Monday, April 05, 2010


One would never guess that this fine, upstanding college student would devise a plan to make a single pair of underwear last for four days. Well, "necessity is the mother of invention," and "desperate times call for desperate measures." So when this guy was in a Texas college, and his mother was 2000+ miles away in Indiana, and he came down with a bad case of the flu - he made it work. With only 2 pair of clean underwear left in his drawer, he improvised. Day 1 - right side out, tag in back. Day 2 - wrong side out, tag in back. Day 3 - right side out, tag in front. Day 4 - wrong side out, tag in front. Day 5 was rewarded with his last pair of clean drawers in the drawer, and the rotation started fresh: right side out, tag in back.... You get the picture.

Have you ever been desperate enough to wear dirty underwear? How about staring into an empty coffee pot each morning? What about looking at the last empty wrapper of your chocolate stash? These are all the quirky, amusing “Desperate Housewife” type of stressors, but some of us have experienced true desperation born of real-life struggles. An eviction notice. A pink slip. An empty pillow beside us. These are the morally-numbing, heart-stopping, edge of darkness events that can lead to despair – the precursor to desperation. Wouldn't it be nice if an empty coffee pot and dirty underwear were the closest we ever came to distress? But chances are we'll all be tested at some point in life. So what would you do if life got desperate? How would you insure your safety? Protect your children? Here's how Isaac and the original desperate housewife reacted…

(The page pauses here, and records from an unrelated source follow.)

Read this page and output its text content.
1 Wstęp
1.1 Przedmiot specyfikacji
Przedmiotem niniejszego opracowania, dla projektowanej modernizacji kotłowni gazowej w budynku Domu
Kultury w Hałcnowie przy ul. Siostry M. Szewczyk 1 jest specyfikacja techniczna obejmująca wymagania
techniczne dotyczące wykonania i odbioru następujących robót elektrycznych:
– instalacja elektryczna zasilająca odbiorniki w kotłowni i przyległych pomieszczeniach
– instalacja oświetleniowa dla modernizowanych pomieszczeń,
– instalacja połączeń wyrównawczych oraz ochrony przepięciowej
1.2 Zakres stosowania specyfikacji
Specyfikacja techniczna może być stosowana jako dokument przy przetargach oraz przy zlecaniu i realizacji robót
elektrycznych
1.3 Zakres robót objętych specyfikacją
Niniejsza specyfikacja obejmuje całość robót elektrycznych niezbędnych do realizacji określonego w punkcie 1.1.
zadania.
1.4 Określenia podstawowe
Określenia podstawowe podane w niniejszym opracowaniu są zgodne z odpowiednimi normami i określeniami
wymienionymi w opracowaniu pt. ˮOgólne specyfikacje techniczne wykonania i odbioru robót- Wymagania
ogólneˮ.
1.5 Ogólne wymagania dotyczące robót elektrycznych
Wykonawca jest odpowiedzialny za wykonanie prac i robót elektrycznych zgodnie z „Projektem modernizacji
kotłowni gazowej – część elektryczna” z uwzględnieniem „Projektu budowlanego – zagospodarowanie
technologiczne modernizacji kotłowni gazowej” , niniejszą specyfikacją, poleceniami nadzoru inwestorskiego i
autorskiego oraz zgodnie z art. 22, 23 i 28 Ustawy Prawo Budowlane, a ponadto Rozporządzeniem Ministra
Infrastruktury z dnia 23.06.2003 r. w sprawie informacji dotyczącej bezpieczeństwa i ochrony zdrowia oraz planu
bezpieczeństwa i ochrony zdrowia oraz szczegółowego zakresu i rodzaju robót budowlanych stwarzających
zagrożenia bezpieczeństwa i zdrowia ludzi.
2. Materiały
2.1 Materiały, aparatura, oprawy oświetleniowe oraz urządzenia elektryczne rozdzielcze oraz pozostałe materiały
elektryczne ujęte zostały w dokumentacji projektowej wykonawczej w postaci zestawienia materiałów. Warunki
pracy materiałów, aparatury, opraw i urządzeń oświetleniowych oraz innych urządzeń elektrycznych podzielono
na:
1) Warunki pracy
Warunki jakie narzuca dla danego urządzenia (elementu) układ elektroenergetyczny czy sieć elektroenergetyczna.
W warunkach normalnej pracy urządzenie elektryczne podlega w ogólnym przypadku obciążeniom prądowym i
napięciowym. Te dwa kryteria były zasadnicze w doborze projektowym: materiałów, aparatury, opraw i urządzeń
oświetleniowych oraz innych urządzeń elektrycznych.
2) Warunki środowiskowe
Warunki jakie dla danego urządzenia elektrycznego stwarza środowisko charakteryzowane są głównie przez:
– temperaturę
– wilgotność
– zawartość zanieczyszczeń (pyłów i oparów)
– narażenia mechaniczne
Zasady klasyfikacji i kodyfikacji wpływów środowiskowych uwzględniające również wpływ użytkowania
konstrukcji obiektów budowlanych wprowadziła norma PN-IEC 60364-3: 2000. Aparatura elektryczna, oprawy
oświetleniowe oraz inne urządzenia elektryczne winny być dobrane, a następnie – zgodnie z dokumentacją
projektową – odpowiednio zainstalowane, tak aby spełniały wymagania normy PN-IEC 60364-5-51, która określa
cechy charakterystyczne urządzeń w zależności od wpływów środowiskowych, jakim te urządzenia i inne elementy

Gen. 27:1-4 – “When Isaac was old and his eyes were so weak that he could no longer see, he called for Esau his older son and said to him, 'My son.' 'Here I am,' he answered. Isaac said, 'I am now an old man and don't know the day of my death. Now then, get your weapons--your quiver and bow--and go out to the open country to hunt some wild game for me. Prepare me the kind of tasty food I like and bring it to me to eat, so that I may give you my blessing before I die.'” (emphasis added)
  • Isaac made no secret of his preferential love for Esau, though his firstborn sold his birthright to Jacob years earlier for a measly bowl of stew. Now believing death is near, Isaac makes a desperate attempt to control HIS family and God's plan, returning the firstborn's blessing to Esau. Desperation causes us to grasp for illusions of control, but the truth is – Isaac lived for another 20-40 years and didn't even need to make such a declaration at this time.
Gen. 27:5-10 – “Now Rebekah was listening as Isaac spoke to his son Esau. When Esau left for the open country to hunt game and bring it back, Rebekah said to her son Jacob, 'Look, I overheard your father say to your brother Esau, “Bring me some game and prepare me some tasty food to eat, so that I may give you my blessing in the presence of the LORD before I die.” Now, my son, listen carefully and do what I tell you: Go out to the flock and bring me two choice young goats, so I can prepare some tasty food for your father, just the way he likes it. Then take it to your father to eat, so that he may give you his blessing before he dies.'” (emphasis added)
  • Rebekah and Isaac had “drawn straws” for their children years ago. Rebekah must have wondered what would become of her and Jacob if Isaac died and Esau gained the inheritance. There were no welfare programs for an elderly woman if Esau cast her aside. And what if her elder son provided for her but killed Jacob for cheating him out of his birthright years ago for the bowl of stew? We can manufacture desperation by the “what if” scenarios we create in our minds. Faith is giving God the “what ifs.”
Gen. 27:11-13 – “Jacob said to Rebekah his mother, 'But my brother Esau is a hairy man, and I'm a man with smooth skin. What if my father touches me? I would appear to be tricking him and would bring down a curse on myself rather than a blessing.' His mother said to him, 'My son, let the curse fall on me. Just do what I say; go and get them for me.'”
  • Notice Jacob didn't object on moral grounds, just on possible tactical and logistical foul-ups. It seems from this reply that he was okay with the plan as long as they didn't get caught. Desperation weakens our moral sense of responsibility and heightens our sense of self-preservation. Anything that heightens SELF weakens the Spirit that is seeking to expand Christ in us.
Lord, I have found nothing good in desperation – unless it drives me to You. It drove Isaac to control, Rebekah to deception and Jacob to moral failure. I see fear at the root of all their choices, driving them toward foolish attempts to save themselves. It's so much easier to look at THEM and see the answers, Lord. Help me to take these lessons and apply them to the desperate situations in my life. Those issues when I rush in to take control. When it seems best for everyone that I speak in shades of gray rather than being completely honest (with myself and/or others). When I gloss over the niggling sense of wrong to achieve a greater good. May the only desperation I EVER feel be the desperation to be ever closer to You, Father.